Wall Street fecha em baixa e cai para nível mais baixo desde novembro de 2016

Lusa

Wall Street tornou hoje a fechar em baixa, caindo para o nível mais baixo desde novembro de 2016, com os investidores inquietos perante o impasse político no Congresso sobre o plano de apoio à economia norte-americana.

Além do nervosismo causado pela persistência das divergências entre os congressistas democratas e republicanos, também a Reserva Federal (Fed) não os tranquilizou com as medidas que anunciou hoje.

Os resultados definitivos da sessão indicam que o índice seletivo Dow Jones Industrial Average perdeu 3,04%, para os 18.591,93 pontos.

Um recuo similar foi sofrido pelo alargado S&P500, que desvalorizou 2,93%, para as 2.237,40 unidades.

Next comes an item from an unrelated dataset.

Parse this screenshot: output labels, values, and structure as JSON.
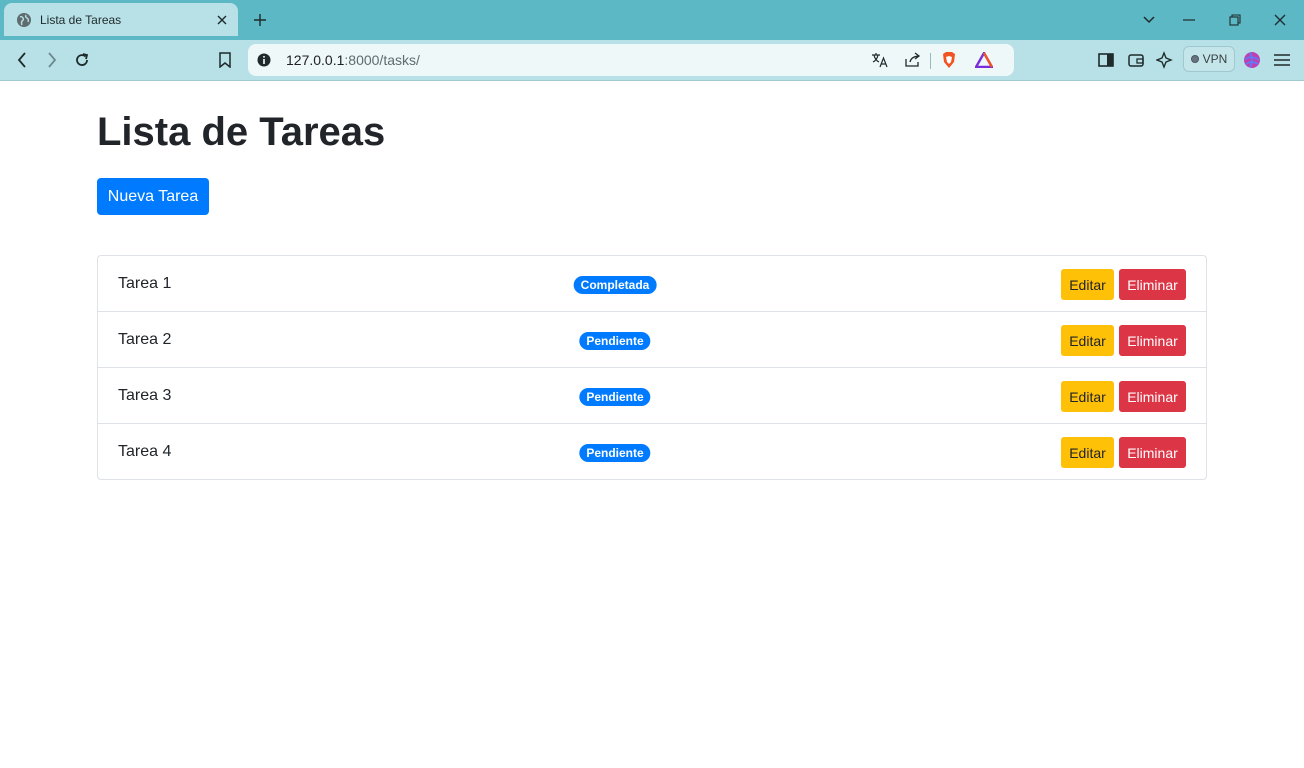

Este índice já está abaixo do nível que tinha quando Donald Trump tomou posse da Presidência dos EUA, em 20 de janeiro de 2017.

Já o tecnológico Nasdaq conteve as perdas em 0,27%, para os 6.860,67 pontos. Para tal desempenho, beneficiou dos comportamentos de alguns dos ‘pesos pesados’ que o integram, como Amazon (+3,1%) ou Netflix (+8,2%).

É mais um problema para Trump, que fez da boa saúde dos mercados financeiros um dos seus principais argumentos para a campanha eleitoral das eleições presidenciais de novembro próximo.

Na segunda-feira, os investidores manifestaram as suas inquietações, perante a incapacidade do Senado aprovar um plano de apoio massivo à economia que lhe permitisse enfrentar as consequências devastadoras da pandemia do novo coronavírus.

O texto foi rejeitado por duas vezes, no domingo à noite e hoje. As negociações prosseguem entre a maioria republicana e a minoria democrata.

Segundo Peter Cardillo, da Spartan Capital Securities, o Congresso deve aprovar este plano de apoio em breve.

“Quando for aprovado, os mercados devem começar a estabilizar”, previu.

“Isto não quer dizer que o mercado acionista vai recuperar rapidamente, mas não acredito que se desça dos níveis atuais”, acrescentou.

Os investidores também não pareceram particularmente tranquilizados pelas novas medidas do banco central norte-americano, anunciadas antes da abertura da sessão.

A Fed anunciou que ia fazer aquisições ilimitadas de títulos de dívida pública e outros garantidos (com hipotecas).

O banco central norte-americano anunciou também um programa de 300 mil milhões de dólares (280 mil milhões de euros) para ajudar a “sustentar o fluxo de crédito aos empregadores, aos consumidores e às empresas”.

Segundo vários analistas, a economia dos EUA deve preparar-se para uns meses muito difíceis.

Para Stephen Dulake, responsável máximo pela investigação sobre o crédito no JPMorgan Chase, “as previsões de uma recuperação em meados do ano são de uma história antiga”.

Dulake admitiu mesmo que espera uma “recessão profunda” na primeira economia mundial.